Environment Canada says upcoming days will be messy, following a huge dump of snow across the Capital Region.
Between 20 and 30 centimetres fell on Greater Victoria between Tuesday night and Wednesday morning, with numbers as high as 36 cm in the Cowichan Valley. A total of 19 cm fell on the area since midnight, making it the largest snowfall in Victoria on Jan. 15 since 1971, when 9.9 cm fell.
Environment Canada meteorologist Armel Castellan said that a small amount of snow, maybe one to two centimetres, may still fall Wednesday morning, before shifting to rain in the afternoon or evening.
“It’s likely a few hours because there’s a lot of cold and thermal mass that’s blanketed the whole area, but probably by 7 or 8 p.m. it will be rain only,” he said.
But higher elevations may continue to see snow instead of rain.
Along with the rain will come high winds; a wind warning has been issued for south east Vancouver Island, which could see up to 90 km/h winds.
“There will be very strong south-east winds picking up anywhere near Haro Straight,” Castellan said. “This includes Sooke and areas facing the Juan de Fuca Straight.”
So far, there are already 50 km winds near the San Juan Islands, and hurricane-force winds predicted for Howe Sound.

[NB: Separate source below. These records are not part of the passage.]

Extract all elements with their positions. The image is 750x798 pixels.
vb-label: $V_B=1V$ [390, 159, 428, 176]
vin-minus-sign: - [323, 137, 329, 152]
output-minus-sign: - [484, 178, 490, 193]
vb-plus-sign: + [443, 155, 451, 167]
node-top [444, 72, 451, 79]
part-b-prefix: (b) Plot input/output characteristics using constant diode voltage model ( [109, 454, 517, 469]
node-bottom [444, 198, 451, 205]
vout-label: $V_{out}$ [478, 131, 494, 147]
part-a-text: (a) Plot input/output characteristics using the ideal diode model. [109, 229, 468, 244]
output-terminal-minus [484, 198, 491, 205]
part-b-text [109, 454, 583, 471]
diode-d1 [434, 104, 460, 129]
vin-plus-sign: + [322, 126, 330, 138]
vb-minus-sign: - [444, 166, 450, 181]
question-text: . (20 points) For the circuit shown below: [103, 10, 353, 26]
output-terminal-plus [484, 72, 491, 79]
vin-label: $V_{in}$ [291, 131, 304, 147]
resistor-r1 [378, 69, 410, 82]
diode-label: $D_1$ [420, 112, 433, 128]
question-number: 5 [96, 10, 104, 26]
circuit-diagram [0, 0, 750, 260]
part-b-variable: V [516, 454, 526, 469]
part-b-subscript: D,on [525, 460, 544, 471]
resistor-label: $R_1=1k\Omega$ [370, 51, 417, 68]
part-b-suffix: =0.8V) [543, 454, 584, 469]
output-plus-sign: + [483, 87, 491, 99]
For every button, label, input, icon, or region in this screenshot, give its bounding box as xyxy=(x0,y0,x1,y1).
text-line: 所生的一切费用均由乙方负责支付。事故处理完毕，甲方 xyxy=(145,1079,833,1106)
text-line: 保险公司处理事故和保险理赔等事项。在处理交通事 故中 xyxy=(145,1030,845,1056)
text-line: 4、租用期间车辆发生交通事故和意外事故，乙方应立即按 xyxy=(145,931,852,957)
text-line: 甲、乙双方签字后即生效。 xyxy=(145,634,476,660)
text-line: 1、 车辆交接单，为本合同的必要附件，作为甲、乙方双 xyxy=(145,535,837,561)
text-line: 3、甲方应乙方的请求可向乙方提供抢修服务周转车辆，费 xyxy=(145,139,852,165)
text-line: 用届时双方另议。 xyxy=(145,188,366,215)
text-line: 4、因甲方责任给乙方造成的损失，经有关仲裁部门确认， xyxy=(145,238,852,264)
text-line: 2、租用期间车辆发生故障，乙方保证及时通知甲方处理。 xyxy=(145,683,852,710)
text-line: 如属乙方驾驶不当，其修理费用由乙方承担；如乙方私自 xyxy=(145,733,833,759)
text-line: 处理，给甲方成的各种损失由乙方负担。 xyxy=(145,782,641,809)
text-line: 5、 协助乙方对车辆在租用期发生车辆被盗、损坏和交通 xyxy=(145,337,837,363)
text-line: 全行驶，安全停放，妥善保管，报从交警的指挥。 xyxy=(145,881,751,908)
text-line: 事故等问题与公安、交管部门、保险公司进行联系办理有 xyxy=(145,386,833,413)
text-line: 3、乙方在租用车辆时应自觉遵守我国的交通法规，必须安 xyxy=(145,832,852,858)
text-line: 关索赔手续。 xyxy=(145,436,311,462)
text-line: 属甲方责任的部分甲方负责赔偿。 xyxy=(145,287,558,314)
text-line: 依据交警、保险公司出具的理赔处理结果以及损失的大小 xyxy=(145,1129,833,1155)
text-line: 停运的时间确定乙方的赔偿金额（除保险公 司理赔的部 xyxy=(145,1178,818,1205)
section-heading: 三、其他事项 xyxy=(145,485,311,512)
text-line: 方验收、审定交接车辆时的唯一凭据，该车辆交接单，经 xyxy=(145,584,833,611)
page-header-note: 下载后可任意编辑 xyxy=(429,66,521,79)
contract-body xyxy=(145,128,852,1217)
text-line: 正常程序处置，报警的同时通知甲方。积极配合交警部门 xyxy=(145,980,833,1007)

Castellan warned the combination of wind, snow and rain could cause problems for transportation.
“The winds will likely have impacts to ferry service,” he said. “As well, there will be poor visibility on the highways when the wind picks up because there is a lot of fluffy snow on the roads.”
A large amount of rain is predicted for the weekend, something that could also cause issues.
“Rain on snow spells trouble because all the municipal drains will be clogged, so rain will cause localized flooding,” Castellan warned.